Le film commence hardiment, au milieu d’un braquage violent dans une bijouterie à Téhéran : le voleur malmène, réprimande et menace le bijoutier et un autre employé ; puis une alarme se déclenche, un coup de feu est tiré et une foule hurlante se rassemble devant la porte verrouillée du magasin alors que le voleur se déchaîne de manière destructrice à l’intérieur. La scène dure près de quatre minutes et Panahi la filme en une seule prise, avec la caméra placée au fond du magasin, face à la porte et donnant sur la rue. Une grande partie du vol n’est entendue que sur la bande originale et n’est vue que par fragments, lorsque les personnages traversent le cadre, gardant l’attention du spectateur également sur ce qui se passe à l’extérieur, dans la rue. La foule voit le vol mais ne se voit pas ; le spectateur, en revanche, voit les deux dans le même regard, car Panahi relie symboliquement les événements dans le magasin à ceux du monde plus large – relie inextricablement le crime à la société iranienne dans son ensemble.

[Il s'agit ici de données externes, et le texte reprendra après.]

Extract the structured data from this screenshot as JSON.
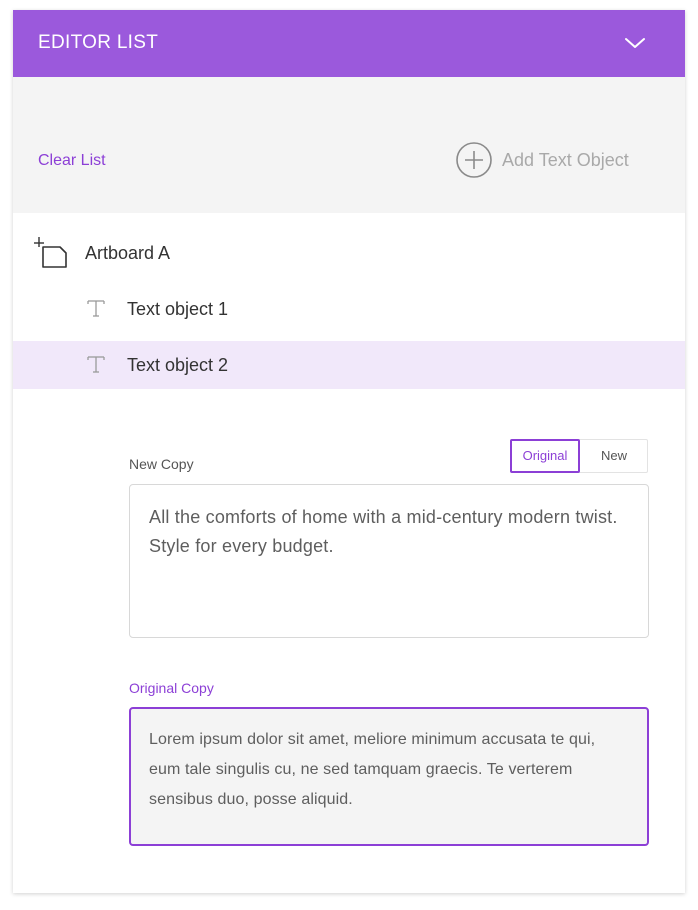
{
  "header": {
    "title": "EDITOR LIST",
    "chevron_icon": "chevron-down-icon"
  },
  "toolbar": {
    "clear_label": "Clear List",
    "add_label": "Add Text Object",
    "add_icon": "plus-circle-icon"
  },
  "tree": {
    "artboard": {
      "label": "Artboard A",
      "icon": "artboard-icon"
    },
    "items": [
      {
        "label": "Text object 1",
        "icon": "text-icon",
        "selected": false
      },
      {
        "label": "Text object 2",
        "icon": "text-icon",
        "selected": true
      }
    ]
  },
  "editor": {
    "new_copy_label": "New Copy",
    "toggle": {
      "original": "Original",
      "new": "New",
      "active": "Original"
    },
    "new_copy_text": "All the comforts of home with a mid-century modern twist.  Style for every budget.",
    "original_copy_label": "Original Copy",
    "original_copy_text": "Lorem ipsum dolor sit amet, meliore minimum accusata te qui, eum tale singulis cu, ne sed tamquam graecis. Te verterem sensibus duo, posse aliquid."
  },
  "colors": {
    "accent": "#9b59dc",
    "accent_text": "#8c3fd6",
    "selected_row": "#f1e8fa",
    "toolbar_bg": "#f4f4f4"
  }
}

Cette connexion est ce que le reste de « Crimson Gold » continue de développer : il est composé presque entièrement de flashbacks du voleur et d’autres personnes de son entourage dans les jours qui ont précédé le crime. Celles-ci commencent par une double dose de thèmes dostoïevskiens : une coïncidence impie et une philosophie cynique. Le voleur est un livreur de pizzas nommé Hussein Emadeddin (joué par un vrai livreur de pizzas nommé Hussein Emadeddin), dont le partenaire dans la petite délinquance, Ali (Kamyar Sheisi), traverse la ville sur sa moto et, rejoignant Hussein, dans un café crasseux, dévoile du butin : un sac à main de femme qu’il prétend avoir trouvé. Il contient une alliance et un reçu de bijouterie pour un collier, fabriqué en Italie, qui coûte, comme le dit Ali, avec incertitude, « soixante-quinze et un, deux, trois . . . six zéros ! Un escroc plus âgé intervient, explique qu’il s’agit de soixante-quinze millions (Ali se demande : « Combien de mois de travail cela fait-il ? »), et s’assoit avec eux pour déclamer sa philosophie du crime comme une question essentielle d’« honnêteté », leur enseignant distinguer entre les femmes pauvres, dont il est indécent, c’est-à-dire qui ne vaut pas la peine de voler, et celles dont les sacs sont un gibier à la fois juste et rentable.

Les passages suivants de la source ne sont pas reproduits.